Young Golden Snow peas are eaten both raw and cooked, while the older pods are primarily cooked in soups or stews. Add raw pods whole or chopped to green salads or cold grain or pasta salads. Sautee in oil with salt and pepper, or along with spices and chiles. They make a colorful contribution to stir fries and mixed vegetable dishes. Add them to curries or noodle dishes towards the end of the cooking process. Pair them with Asian flavors, pine nuts or almonds, ginger, fresh mint, sesame, butter, beef, and poultry. Golden Snow peas can be blanched or steamed and then frozen for future use. Keep unwashed pods in a bag in the refrigerator for up to a week.
The true origin of Golden Snow peas is unknown. Only one other named variety of yellow snow pea, named opal creek, is available through nurseries. It produces white flowers versus the two-toned maroon of the Golden Sweet, meaning they are different cultivars.
Golden Snow peas were discovered at a market in India and may have been the result of a spontaneous mutation of a green snow pea.
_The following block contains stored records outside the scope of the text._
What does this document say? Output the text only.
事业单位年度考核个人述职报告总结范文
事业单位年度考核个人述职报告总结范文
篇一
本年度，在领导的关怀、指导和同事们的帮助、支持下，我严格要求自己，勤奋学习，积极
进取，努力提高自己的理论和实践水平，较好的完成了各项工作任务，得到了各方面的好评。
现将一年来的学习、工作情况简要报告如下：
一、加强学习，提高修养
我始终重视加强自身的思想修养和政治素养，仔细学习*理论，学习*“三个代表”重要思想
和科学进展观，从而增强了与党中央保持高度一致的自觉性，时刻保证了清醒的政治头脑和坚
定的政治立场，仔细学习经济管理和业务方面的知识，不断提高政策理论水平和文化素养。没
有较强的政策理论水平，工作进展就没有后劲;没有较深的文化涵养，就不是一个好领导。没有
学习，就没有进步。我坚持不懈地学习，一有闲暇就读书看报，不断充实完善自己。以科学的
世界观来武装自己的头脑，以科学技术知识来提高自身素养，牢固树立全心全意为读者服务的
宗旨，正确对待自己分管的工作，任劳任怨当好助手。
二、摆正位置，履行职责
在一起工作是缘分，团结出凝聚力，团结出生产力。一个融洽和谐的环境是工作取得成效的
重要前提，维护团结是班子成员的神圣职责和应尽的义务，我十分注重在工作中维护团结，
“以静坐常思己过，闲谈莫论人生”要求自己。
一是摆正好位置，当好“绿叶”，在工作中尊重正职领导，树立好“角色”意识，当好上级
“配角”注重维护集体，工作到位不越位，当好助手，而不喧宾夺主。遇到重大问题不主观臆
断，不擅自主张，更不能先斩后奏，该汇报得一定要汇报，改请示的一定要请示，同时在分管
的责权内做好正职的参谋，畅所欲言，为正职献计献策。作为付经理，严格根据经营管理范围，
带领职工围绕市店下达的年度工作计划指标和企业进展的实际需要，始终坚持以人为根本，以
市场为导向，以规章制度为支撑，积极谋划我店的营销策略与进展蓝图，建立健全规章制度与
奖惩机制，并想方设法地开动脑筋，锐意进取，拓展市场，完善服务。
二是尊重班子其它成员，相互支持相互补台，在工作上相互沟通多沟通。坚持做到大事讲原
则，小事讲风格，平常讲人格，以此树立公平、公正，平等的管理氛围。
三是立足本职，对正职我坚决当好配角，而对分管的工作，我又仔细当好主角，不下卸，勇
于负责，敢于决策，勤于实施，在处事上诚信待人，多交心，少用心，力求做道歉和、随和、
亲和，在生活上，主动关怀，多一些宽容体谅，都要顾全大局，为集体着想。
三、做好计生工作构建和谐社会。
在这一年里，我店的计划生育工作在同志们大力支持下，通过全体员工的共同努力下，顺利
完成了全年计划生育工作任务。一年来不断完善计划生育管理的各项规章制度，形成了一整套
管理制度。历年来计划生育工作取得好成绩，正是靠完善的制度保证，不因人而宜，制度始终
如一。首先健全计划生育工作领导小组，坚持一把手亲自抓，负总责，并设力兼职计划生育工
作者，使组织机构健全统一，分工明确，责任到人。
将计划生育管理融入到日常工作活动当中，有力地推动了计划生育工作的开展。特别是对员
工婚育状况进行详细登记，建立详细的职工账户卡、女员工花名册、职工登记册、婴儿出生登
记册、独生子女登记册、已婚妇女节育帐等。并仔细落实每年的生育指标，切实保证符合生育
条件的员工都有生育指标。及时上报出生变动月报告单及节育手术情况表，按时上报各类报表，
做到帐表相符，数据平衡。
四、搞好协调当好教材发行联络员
Most growers, professional and novice, will save seeds from successful cultivars for the following seasons. The Golden Snow pea is open pollinated, meaning that it is pollinated through natural means, and is considered an heirloom, having been passed down through several generations. Seeds were brought to the United States from India and were originally available through BakeCreek Heirloom Seeds starting in 2010. Today, seeds are available through online nurseries in the United States, Canada, Australia, and New Zealand. Golden Snow peas may be spotted at farmer’s markets, in community supported agriculture shares and in specialty stores when in season.